もちろんハリーことグリーン・ゴブリンも本作に登場するヴィランですが、あくまでもメインヴィランはエレクトロ。本作におけるグリーン・ゴブリンはクライマックスを底上げするサプライズ的な要素でしかありません。
本作でエレクトロことマックスが初登場するのは10分あたりの箇所で、スパイダーマンが8分あたりの箇所なのでほとんど同時に登場するといって過言ではないことがわかると思います。
その後はスパイダーマン(ピーター・パーカー)とクロスカッティングするようにマックスの内面や葛藤を掘り下げるシーンが続きます。
このような構成にすることで、共感はできずともマックスの心理をより深く理解することができるんですね。

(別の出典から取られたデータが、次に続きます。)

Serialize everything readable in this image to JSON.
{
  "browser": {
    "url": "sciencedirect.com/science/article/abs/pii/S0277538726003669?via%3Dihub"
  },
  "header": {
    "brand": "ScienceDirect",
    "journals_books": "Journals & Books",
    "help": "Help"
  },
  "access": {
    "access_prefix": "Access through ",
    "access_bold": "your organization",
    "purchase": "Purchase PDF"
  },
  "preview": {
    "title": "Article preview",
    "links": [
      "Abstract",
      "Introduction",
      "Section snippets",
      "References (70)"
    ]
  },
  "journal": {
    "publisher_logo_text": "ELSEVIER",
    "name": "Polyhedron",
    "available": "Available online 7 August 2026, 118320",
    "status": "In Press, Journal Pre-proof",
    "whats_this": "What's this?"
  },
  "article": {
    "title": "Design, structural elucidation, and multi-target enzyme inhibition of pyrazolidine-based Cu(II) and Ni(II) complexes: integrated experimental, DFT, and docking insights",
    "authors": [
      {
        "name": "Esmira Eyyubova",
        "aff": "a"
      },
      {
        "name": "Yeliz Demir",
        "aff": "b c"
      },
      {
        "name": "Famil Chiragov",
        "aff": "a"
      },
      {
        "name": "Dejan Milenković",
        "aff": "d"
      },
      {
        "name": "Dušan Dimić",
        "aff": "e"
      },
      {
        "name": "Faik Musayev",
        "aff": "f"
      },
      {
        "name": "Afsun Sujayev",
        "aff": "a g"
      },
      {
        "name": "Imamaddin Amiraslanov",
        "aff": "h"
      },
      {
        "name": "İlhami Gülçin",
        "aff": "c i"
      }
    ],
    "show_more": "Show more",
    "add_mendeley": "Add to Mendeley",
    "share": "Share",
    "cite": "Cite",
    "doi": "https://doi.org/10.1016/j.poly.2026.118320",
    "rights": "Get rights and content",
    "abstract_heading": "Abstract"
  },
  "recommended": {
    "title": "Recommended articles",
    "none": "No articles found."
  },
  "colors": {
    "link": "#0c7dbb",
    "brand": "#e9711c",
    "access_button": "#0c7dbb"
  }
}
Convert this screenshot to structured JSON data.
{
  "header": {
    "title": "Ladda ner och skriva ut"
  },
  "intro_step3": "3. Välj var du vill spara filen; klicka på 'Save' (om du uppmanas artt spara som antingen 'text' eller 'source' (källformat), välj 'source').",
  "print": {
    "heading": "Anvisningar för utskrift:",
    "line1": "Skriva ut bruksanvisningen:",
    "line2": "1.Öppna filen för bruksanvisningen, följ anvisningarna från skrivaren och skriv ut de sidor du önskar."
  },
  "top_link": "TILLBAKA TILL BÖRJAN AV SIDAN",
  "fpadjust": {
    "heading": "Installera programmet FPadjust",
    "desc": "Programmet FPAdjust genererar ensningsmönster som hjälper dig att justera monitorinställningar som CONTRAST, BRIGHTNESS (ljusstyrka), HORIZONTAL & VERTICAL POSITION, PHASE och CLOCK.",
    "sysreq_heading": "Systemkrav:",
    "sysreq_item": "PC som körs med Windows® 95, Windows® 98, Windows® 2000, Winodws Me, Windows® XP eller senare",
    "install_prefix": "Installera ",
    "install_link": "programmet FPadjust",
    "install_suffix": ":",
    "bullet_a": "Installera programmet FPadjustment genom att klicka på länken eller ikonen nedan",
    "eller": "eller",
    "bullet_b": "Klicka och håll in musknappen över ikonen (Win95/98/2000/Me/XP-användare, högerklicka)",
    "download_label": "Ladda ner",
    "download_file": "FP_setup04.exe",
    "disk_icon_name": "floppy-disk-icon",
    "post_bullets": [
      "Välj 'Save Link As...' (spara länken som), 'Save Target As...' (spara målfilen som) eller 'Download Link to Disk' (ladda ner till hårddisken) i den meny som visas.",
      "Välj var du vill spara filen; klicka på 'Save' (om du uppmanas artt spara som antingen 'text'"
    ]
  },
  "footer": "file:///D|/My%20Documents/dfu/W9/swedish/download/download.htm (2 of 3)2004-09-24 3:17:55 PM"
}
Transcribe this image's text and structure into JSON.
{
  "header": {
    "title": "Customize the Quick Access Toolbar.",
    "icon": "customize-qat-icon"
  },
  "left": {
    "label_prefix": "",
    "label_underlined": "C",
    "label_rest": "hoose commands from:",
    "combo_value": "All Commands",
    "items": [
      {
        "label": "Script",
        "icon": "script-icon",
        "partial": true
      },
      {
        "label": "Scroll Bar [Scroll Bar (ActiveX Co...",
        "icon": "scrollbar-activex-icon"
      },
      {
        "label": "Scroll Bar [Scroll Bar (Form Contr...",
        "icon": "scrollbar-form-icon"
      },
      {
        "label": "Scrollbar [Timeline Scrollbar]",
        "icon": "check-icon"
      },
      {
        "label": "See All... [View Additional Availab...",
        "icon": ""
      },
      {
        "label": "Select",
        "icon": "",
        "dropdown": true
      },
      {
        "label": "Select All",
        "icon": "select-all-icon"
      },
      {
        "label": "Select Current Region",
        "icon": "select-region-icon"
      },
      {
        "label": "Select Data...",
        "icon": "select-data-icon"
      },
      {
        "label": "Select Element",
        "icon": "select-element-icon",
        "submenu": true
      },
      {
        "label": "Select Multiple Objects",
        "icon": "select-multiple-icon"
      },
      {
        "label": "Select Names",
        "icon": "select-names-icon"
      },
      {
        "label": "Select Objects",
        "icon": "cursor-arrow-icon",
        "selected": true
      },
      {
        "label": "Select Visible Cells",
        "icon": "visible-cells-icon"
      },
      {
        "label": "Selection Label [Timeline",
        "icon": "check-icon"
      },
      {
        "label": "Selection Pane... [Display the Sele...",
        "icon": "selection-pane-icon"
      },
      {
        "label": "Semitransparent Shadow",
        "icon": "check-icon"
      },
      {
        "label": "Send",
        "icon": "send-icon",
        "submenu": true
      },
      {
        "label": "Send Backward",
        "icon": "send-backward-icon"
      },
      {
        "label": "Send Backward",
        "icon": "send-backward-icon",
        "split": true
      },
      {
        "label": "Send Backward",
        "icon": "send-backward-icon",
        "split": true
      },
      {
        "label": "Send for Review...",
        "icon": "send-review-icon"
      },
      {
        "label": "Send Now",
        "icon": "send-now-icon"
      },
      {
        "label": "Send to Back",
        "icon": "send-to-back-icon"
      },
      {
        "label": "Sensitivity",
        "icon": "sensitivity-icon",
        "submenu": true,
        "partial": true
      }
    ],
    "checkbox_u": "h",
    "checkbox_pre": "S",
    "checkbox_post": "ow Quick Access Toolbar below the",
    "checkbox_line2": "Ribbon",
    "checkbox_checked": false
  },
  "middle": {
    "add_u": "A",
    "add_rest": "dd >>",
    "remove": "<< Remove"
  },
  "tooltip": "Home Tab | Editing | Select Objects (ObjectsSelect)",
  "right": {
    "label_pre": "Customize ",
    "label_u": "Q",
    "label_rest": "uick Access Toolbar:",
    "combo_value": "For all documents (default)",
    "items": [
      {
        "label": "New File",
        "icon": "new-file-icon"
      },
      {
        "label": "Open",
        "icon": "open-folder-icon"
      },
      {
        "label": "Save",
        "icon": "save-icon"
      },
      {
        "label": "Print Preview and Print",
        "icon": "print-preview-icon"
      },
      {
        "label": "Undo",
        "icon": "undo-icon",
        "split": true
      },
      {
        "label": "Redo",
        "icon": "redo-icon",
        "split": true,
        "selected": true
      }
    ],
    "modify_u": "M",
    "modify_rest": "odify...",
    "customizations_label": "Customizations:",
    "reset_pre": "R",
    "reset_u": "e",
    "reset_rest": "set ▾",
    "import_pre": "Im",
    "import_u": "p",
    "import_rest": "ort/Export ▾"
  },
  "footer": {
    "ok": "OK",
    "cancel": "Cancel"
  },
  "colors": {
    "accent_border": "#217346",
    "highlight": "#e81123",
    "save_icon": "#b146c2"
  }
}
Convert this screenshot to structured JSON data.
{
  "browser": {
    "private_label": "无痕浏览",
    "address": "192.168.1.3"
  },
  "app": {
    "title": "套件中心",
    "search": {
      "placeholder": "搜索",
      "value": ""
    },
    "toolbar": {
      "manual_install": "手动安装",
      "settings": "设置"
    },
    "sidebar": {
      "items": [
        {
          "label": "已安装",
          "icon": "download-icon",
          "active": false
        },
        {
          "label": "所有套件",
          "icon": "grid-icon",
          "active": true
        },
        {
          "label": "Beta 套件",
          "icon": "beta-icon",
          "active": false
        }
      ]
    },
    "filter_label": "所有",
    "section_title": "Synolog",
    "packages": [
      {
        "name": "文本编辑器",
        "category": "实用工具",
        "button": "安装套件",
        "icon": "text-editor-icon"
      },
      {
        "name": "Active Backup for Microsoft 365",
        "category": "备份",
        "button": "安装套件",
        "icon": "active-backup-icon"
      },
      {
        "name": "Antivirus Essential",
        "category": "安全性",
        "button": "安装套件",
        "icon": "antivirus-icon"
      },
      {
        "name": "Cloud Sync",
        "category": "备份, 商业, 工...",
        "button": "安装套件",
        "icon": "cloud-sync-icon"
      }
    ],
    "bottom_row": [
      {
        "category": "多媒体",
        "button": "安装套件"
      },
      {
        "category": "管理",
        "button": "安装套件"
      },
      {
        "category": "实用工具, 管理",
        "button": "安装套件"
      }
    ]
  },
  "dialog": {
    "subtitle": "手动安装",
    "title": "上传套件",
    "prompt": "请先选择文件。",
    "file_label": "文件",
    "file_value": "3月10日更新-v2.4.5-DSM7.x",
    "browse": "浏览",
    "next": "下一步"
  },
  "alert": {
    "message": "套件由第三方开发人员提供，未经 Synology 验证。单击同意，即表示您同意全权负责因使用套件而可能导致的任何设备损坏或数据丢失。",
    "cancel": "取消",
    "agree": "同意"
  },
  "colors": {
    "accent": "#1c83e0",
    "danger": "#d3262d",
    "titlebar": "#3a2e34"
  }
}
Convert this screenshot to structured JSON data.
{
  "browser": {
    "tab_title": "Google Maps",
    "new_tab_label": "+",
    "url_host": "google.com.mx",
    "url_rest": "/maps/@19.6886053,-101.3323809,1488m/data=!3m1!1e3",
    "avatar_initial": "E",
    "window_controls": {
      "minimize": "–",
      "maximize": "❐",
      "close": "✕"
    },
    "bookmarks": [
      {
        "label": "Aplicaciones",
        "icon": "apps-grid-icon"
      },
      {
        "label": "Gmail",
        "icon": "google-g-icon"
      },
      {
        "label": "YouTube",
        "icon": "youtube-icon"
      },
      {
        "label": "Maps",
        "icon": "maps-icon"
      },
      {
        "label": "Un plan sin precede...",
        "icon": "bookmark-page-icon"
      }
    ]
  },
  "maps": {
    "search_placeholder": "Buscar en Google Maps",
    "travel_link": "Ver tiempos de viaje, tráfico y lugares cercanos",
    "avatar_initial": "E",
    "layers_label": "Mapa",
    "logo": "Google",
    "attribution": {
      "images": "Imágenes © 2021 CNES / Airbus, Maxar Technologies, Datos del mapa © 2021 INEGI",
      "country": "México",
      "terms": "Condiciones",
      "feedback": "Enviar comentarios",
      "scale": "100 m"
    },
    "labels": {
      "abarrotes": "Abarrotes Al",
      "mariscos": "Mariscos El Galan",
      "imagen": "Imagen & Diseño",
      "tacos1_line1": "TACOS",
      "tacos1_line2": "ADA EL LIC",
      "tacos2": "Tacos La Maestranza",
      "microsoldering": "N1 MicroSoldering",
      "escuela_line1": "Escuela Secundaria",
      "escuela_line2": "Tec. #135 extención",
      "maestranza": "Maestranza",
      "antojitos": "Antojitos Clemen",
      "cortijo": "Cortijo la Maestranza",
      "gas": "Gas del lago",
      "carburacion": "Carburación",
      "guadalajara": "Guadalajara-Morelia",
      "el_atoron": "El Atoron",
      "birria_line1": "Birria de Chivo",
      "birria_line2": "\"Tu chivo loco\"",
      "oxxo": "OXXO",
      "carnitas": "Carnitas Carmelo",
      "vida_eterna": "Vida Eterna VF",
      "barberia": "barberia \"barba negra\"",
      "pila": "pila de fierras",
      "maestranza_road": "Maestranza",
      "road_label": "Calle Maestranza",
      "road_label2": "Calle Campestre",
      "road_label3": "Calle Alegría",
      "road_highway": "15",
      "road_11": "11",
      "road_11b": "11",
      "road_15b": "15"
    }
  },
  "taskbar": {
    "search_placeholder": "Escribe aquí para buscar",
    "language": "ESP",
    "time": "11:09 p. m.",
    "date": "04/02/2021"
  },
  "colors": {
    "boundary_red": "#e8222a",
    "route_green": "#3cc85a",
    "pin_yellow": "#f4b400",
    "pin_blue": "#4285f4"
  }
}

心理が理解できたヴィランは魅力的なヴィランになり得ます。
正直マーク・ウェブを含む本作のフィルムメーカーたちは、前作『アメイジング・スパイダーマン』の失敗からライミ版『スパイダーマン』をかなり研究・引用したのではないかと思われます。
というのも先述したヒーローとヴィランをクロスカッティングするような描き方はライミ版『スパイダーマン』の御家芸みたいなものなんですよね。
引用といえば放浪者チャップリンの引用も面白かったと思います。
ピーターがオズコープ社内でグウェンを逃そうと追っ手を邪魔するシーンがありましたよね。スラップスティック味の強いシーンでしたが、あれは明らかにチャップリンの引用でした。
揺らぐ信頼をダッチアングルショットで表現
さて最後は映画の撮影技術的な側面で、面白かった描写を一つご紹介します。
ダッチアングルショットという撮影技法をご存知でしょうか。ダッチアングルショットとはカメラを右もしくは左に傾けて撮影したショットのことで、主に被写体の精神異常を表すために用いられます。
ルーツとしては1930年ごろ表現の手法として使われ出しており、もともとはドイチュアングルショットと呼ばれていました。
いつしかドイチュが訛ってダッチになって行ったと言われています。
ダッチアングルショットについてもっと詳しく知りたい人は『filmmaker’s eye 映画のシーンに学ぶ構図と撮影術:原則とその破り方』を参考にしてください。
さてそんなダッチアングルショットが本作のどんなシーンに使われていたかというと、まず最初に「父親はお金のために会社や自分を裏切ったとメイおばさんから告げられるシーン」です。
ここではメイおばさんが語るエピソードとともに、ピーターを被写体としたカメラは右へと徐々に傾いていきます。
つまり父親への不信感を表しているんです。
次に「ルーズベルト駅で真実を知るシーン」でもダッチアングルショットが使われています。
「ルーズベルト駅で真実を知るシーン」がとても秀逸で、ダッチアングルショットの型を破るような形として利用されています。
というのは真実を知ったピーターを被写体としたカメラが右から徐々に平行へと傾きを戻していくんですよ。
つまりメイおばさんが語ったエピソードのシーンで揺らいだ信頼が、父親が語る真実によって回復していくことをダッチアングルショットで表現しているんです。
徐々に不安になっていく様を、徐々にカメラを傾けることで表現することはよくあります。しかし傾きを戻すという技法はかなり斬新だったと思います。
そもそも前のメイおばさんが語るのエピソードシーンでの傾きがなければ、後の「ルーズベルト駅での真実シーン」の傾きを戻す演出は成立しません。
映画のこんなところにも伏線は存在するということがよくわかる演出でした。